Monday, April 16, 2018

Minis: A.Meuse, R.Scheer, T.Jones


You're Garbage Fired!, by Adam Meuse. This is a collection of "some post-election sketchbook pages" by the talented and funny Meuse, published by Birdcage Bottom Books. I believe this is the first time Meuse has been published by someone else, and it's certainly well-deserved. The drawings and strips here reflect the rage and despair felt by many in the wake of Donald Trump winning the presidency, and the mini is well-served by being in full-color. That makes the scatological joke of a soiled diaper strongly resembling the shape and color of Trump effective; it's not an especially smart take on Trump, but it certainly does reflect Meuse's visceral rage. His portraits of folks like Steve Bannon and Kelly Conaway have an almost undead feel to them: they are rotting human beings. Mike Pence bleeding from every pore is a genuinely unsettling image, as though he were an antichrist. Angry portraits of the president by his two young daughters and a final strip where he scrolls through the news of the day one last time and goes to bed, saying, "Ok, I sufficiently hate everything and everyone" cap the collection with the same kind of grim but bright humor. Meuse is an incredible caricaturist, but it's the way he captures the essential awfulness of each figure that's really impressive. The only artist doing something comparable is Warren Craghead, who draws grotesque caricatures of Trump and his lackeys every day.

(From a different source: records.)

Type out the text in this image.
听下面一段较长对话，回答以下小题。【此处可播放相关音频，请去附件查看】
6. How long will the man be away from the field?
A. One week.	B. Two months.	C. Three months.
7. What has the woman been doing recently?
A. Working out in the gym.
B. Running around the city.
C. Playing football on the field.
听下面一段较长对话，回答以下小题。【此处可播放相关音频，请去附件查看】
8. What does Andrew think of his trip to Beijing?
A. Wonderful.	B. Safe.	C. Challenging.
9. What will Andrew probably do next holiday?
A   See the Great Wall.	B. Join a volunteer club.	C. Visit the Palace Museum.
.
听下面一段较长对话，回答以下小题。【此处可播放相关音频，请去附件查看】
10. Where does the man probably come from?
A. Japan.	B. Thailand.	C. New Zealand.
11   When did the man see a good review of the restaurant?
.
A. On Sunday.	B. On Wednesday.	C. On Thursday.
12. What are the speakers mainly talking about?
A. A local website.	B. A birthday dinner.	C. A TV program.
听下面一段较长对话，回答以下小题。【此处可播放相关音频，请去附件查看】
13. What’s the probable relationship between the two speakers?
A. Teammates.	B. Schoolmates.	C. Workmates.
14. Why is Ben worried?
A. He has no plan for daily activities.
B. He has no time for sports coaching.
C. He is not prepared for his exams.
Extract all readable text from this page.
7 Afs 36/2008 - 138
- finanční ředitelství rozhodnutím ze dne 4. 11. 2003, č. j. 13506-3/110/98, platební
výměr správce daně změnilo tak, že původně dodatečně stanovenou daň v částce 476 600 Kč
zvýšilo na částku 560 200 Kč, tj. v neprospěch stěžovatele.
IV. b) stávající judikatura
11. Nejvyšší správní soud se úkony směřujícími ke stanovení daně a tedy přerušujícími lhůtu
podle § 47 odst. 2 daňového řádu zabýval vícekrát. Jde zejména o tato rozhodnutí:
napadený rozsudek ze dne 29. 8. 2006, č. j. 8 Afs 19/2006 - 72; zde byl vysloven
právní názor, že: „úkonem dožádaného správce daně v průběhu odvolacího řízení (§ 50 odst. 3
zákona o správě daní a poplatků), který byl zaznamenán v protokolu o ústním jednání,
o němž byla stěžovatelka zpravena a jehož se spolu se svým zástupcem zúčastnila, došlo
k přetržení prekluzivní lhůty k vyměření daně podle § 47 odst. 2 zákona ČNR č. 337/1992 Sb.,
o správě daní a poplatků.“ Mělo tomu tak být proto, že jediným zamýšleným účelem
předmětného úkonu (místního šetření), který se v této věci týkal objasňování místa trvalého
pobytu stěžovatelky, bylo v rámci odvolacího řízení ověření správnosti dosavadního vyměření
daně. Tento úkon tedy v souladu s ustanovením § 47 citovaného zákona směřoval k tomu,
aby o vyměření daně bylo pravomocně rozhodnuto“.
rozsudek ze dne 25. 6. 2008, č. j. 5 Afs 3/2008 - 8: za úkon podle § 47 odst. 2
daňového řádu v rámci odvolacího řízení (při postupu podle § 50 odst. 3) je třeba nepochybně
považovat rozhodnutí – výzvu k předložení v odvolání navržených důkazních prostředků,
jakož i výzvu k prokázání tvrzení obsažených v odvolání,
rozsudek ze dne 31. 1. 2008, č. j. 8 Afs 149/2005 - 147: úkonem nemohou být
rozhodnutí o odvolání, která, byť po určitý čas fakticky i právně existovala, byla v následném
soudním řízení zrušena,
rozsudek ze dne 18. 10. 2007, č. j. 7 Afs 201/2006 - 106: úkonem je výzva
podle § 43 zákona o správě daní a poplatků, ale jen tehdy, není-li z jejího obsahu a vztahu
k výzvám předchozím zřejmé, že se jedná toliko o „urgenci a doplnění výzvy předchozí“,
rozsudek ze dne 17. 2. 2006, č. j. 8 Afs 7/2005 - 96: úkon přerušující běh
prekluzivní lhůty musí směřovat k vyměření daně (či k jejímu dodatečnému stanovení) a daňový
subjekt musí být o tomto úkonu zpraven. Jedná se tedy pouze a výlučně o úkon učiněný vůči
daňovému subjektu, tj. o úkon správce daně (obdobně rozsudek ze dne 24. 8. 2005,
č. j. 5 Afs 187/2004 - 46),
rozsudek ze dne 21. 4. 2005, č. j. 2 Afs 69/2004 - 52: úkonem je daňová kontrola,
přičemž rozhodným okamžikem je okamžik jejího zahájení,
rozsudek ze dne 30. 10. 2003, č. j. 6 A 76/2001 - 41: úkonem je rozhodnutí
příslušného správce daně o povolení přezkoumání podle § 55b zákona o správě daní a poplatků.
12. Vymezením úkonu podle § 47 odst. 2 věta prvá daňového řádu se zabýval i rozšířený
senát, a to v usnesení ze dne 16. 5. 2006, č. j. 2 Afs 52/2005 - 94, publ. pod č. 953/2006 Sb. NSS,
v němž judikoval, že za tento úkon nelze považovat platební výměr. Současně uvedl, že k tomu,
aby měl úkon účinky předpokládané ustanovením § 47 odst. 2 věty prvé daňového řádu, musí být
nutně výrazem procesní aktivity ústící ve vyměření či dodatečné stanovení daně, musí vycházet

Cats Of The White House and The Hanukkah Fire, 1992, by Rachel Scheer. The first mini was written by Danny Noonan and drawn by Scheer, and it's really an illustrated zine about presidential cats. It's interesting in the way it reveals a side of the presidents that's not widely known historically, even as "First Pets" command a great deal of attention from the press while their owners are in power. The stories about Abraham Lincoln being obsessed by his cats to the point where it annoyed his wife were amusing, as was the account of Teddy Roosevelt forbidding anyone on the White House staff from disturbing his cat at any time.

Scheer works in a stripped-down, cartoony tradition where spotting blacks and slightly exaggerated facial expressions do much of the narrative heavy lifting. That's especially true in the latter comic, a charming memory of a long-ago Hanukkah caught on film and brought back to life here with the use of spot color and photo collage. The incident in question was really an excuse for Scheer to think about her family history and the ways in which ethnic practices supersede religious ones. She notes that her grandfather was a Polish refugee who wound up living in a community in Shanghai, China, which I found fascinating. There was a smooth, easy transition to that family history to the incident in question, in which a home-made menorah catches fire and gets tossed in the sink. It's a memory that's representative of the ways in which Scheer and her family felt Jewish even if they had no religious connection to the faith at all. Here, the gesture of the family trying to go through the ceremony with stuff made by the kids is more important than the actual ceremony itself. Scheer has a strong command over her page design even as her drawings mostly stay in the functional range. Again, she's not trying to dazzle the reader with her draftsmanship; instead, she's trying to clearly tell a story, and she uses a variety of approaches to do so clearly.

22 Tapes, by Toby Jones. I was delighted to see this comic show up in the mail, as Jones has mostly been working on animation projects for the past several years. His Memory Foam minis were some of the most entertaining autobio comics I had ever read, so it was interesting to see him come back to it, albeit in a highly unusual fashion. The premise of the comic is that Jones got a bunch of Hi-8 tapes that he had made in his childhood digitized, and he had the idea of watching them one-by-one and improvise comics with regard to what he remembered and felt of the tapes. He was between 11 and 17 when he made these tapes, and the result was unearthing a lot of increasingly unpleasant memories of his life at that time.

Jones zeroes in on the fact that his younger self was obsessed with the idea of creating entertainment. Whether it was in the form of skits, crude animations or childlike weirdness, his younger self just wanted to be on camera. Jones is unsparing in his commentary on his younger self, but he is happy when he managed to collaborate and put together something that was half-decent. That was especially true of some of those early animations, a few of which even had things like B-stories and callbacks. The comics sometimes went on tangents to discuss the relationships he had with certain friends and why some of those friendships faded.

Eventually, Jones gets around to discussing why he was really doing this comic: after years of working as a professional animator to create a polished mainstream product, he wanted a chance to return to that essential urge to create something just for himself, without caring what anyone else thought of it. He revealed that at the time he was making the videos, he was being bullied in school and had a horrible home life. Those tapes were his only real escape at the time, as they gave him a chance to exercise total control of his environment. Jones gave himself that same kind of relief in doing this comic, only this time it was relief from the pressure of having his work scrutinized, edited and controlled. What's most interesting about this mix of still photos from films and Jones' own drawings is that Jones didn't consciously go into it knowing how emotional and exhausting reliving the past would be. At the same time, the way he wrote about these emotions was hilarious. This was an interesting experiment that bore some fascinating fruit.